Pers memang memiliki peran yang sangat penting ketika turut serta dalam masa-masa dimana Indonesia melawan para imperialis-imperialis dari negeri lain. Terbukti dengan lahirnya Inlandsche Joernalisten Bond (IJB) dan juga Persatoean Djoernalis Indonesia (PERDI) yang terkenal itu.

Pergerakan pers masa pra-kemerdekaan sarat akan perjuangannya yang tak kenal takut melawan penjajah, khususnya melalui tulisan-tulisan maupun berita yang membuat kuping para pemerintah kolonial Belanda ataupun Jepang kepanasan. Imbasnya, tak sedikit yang dibekuk oleh petinggi pemerintahan kala itu.

Pasca kemerdekaan pun tak sedikit pergolakan yang terjadi di dunia pers. Sebut saja ketika orde lama berkuasa, pers yang tidak sejalan dengan tujuan demokrasi terpimpin nya Bung Karno dibredel, seperti Indonesia Raya milik Mochtar Lubis dan Pedoman milik Rosihan Anwar.

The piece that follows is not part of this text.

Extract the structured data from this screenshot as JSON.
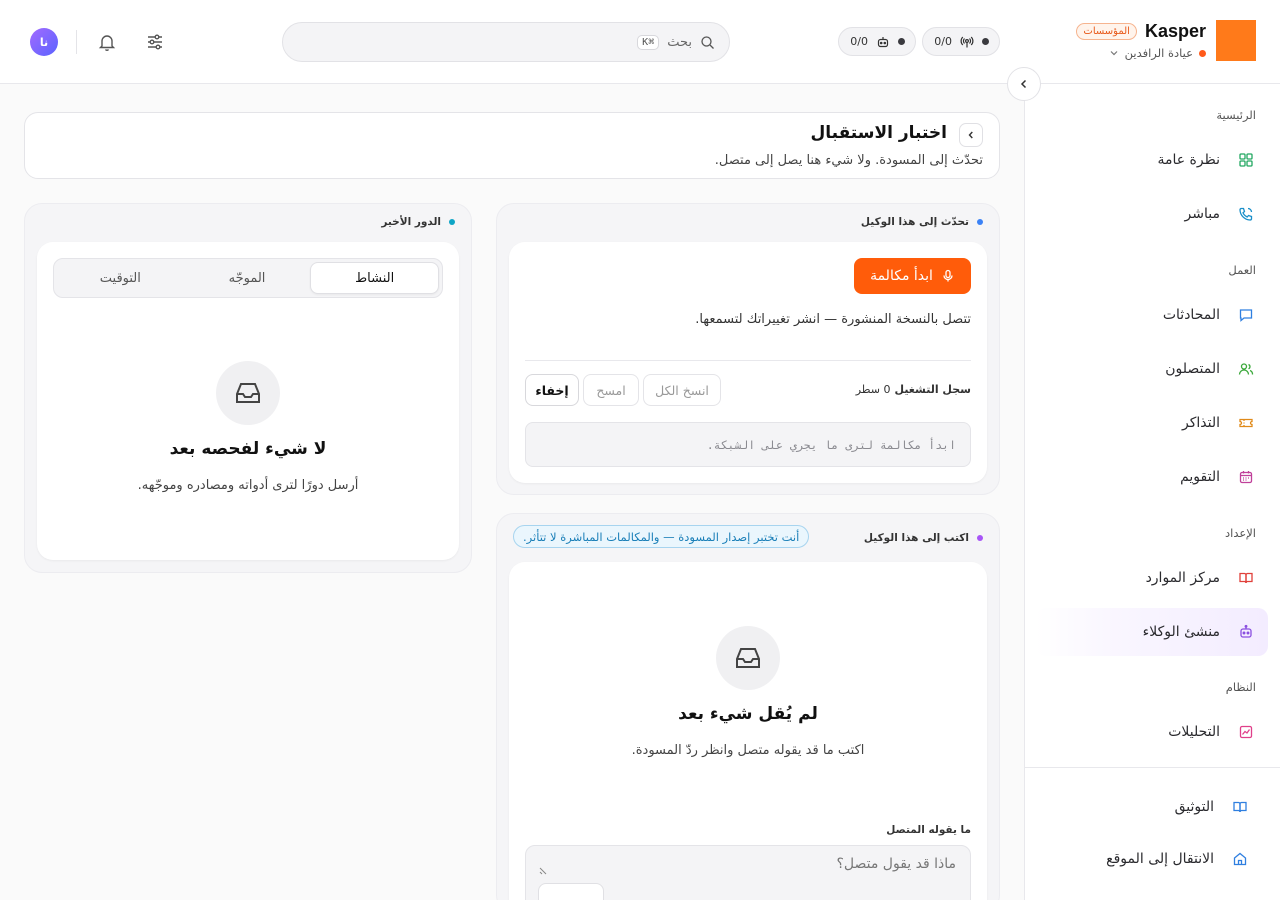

Orde Baru pun tak jauh berbeda, ketika Soeharto menggantikan Soekarno era 1960 an. Ketika itu pers yang menyinggung keluarga cendana pasti dibredel, terlebih ketika peristiwa Malari terjadi, banyak pers yg dibredel karena melalui pemberitaannya dianggap mengancam stabilitas keamanan kala itu. Tak tanggung-tanggung sebanyak 12 surat kabar dibredel.

Kembali pada soal Hari Pers Nasional, momen ini jangan hanya sebagai perayaan belaka yang tiap tahun diadakan dengan berbeda tempat pula, namun juga mestinya sebagai pengingat para insan pers agar tetap pada hakikat pers itu sendiri, menyebarkan kebenaran. Pers/media seharusnya mengutamakan kepentingan orang banyak (rakyat) tanpa harus ada pengaruh dari pihak lain.

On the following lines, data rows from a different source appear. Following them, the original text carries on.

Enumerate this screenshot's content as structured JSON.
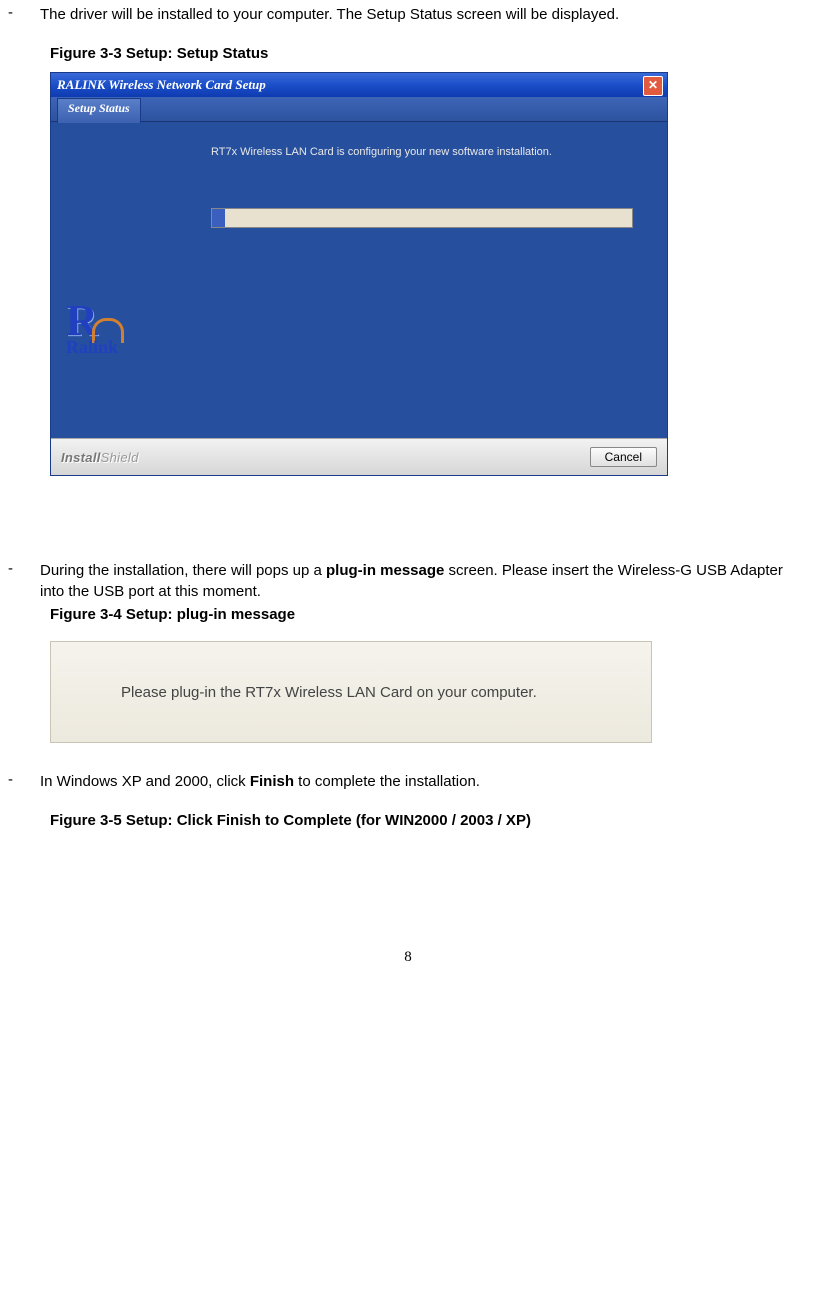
{
  "doc": {
    "bullet1": "The driver will be installed to your computer. The Setup Status screen will be displayed.",
    "fig33_prefix": "Figure 3-3 ",
    "fig33_title": "Setup: Setup Status",
    "bullet2_a": "During the installation, there will pops up a ",
    "bullet2_bold": "plug-in message",
    "bullet2_b": " screen. Please insert the Wireless-G USB Adapter into the USB port at this moment.",
    "fig34_prefix": "Figure 3-4 ",
    "fig34_title": "Setup: plug-in message",
    "bullet3_a": "In Windows XP and 2000, click ",
    "bullet3_bold": "Finish",
    "bullet3_b": " to complete the installation.",
    "fig35_prefix": "Figure 3-5 ",
    "fig35_title": "Setup: Click Finish to Complete (for WIN2000 / 2003 / XP)",
    "page_number": "8"
  },
  "installer": {
    "window_title": "RALINK Wireless Network Card Setup",
    "tab_label": "Setup Status",
    "message": "RT7x Wireless LAN Card is configuring your new software installation.",
    "brand": "Ralink",
    "installshield_bold": "Install",
    "installshield_light": "Shield",
    "cancel_label": "Cancel",
    "close_glyph": "✕"
  },
  "plugin_dialog": {
    "text": "Please plug-in the RT7x Wireless LAN Card on your computer."
  }
}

Berkaca pada apa yang digagas oleh Bill Kovach dan Tom Rosentiel yakni elemen jurnalisme, yang salah satu poinnya menyebutkan bahwa jurnalis harus menjaga independensinya dari penguasa, pemilik media, dan kepentingan iklan. Hal ini yang seharusnya diresapi baik-baik oleh kalangan pers/media.

Dengan tiap tahunnya berkumpulnya para pers/media di seluruh Indonesia dalam Hari Pers Nasional, sepatutnya juga dalam acara itu menjadi ajang koreksi bersama tentang dunia pers Indonesia saat ini, yang kian berkembang ditambah dengan kemajuan teknologi yang pesat pula.

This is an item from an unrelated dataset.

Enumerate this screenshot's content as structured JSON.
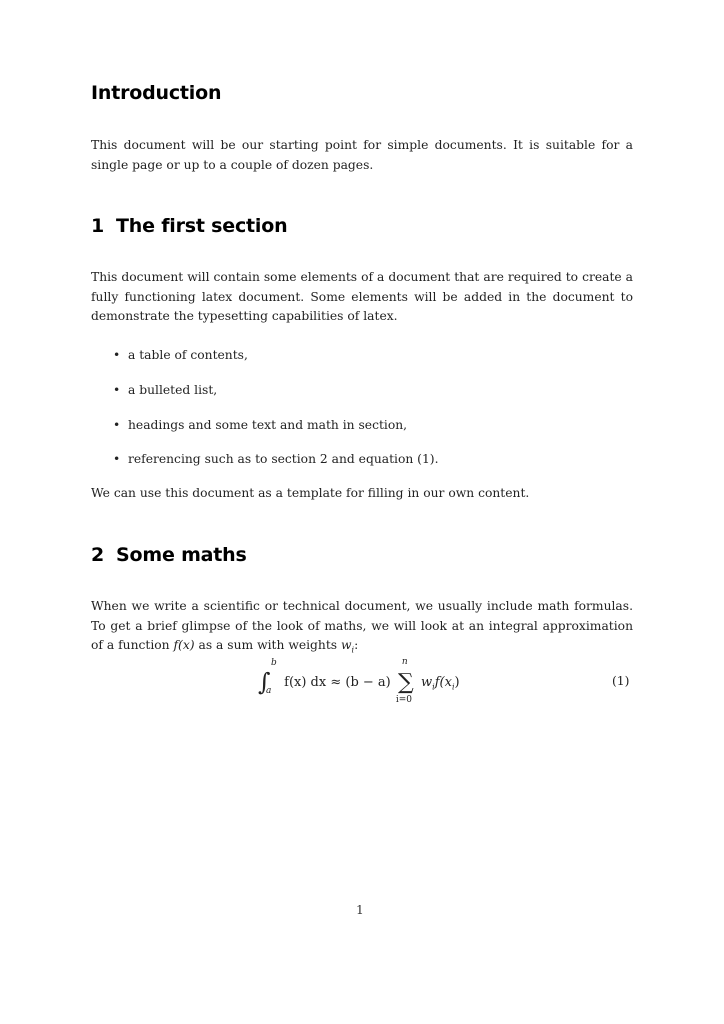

Sedikit kata-kata yang penulis ambil dari Pemimpin Redaksi Indonesia Raya, Mochtar Lubis, yang sekiranya perlu diresapi baik-baik oleh kalangan pers saat ini.

"Bukan tidak ada rasa takut. Saya bergulat terus dengan rasa takut saya itu. Tapi pertahanan saya adalah: kenapa kita harus takut kalau kita yakin bahwa yang akan kita kemukakan itu adalah benar, untuk kepentingan masyarakat, untuk kepentingan bangsa." Sepenggal ungkapan Mochtar Lubis (1922 - 2004) yang direkam dalam buku Mochtar Lubis Wartawan Jihad.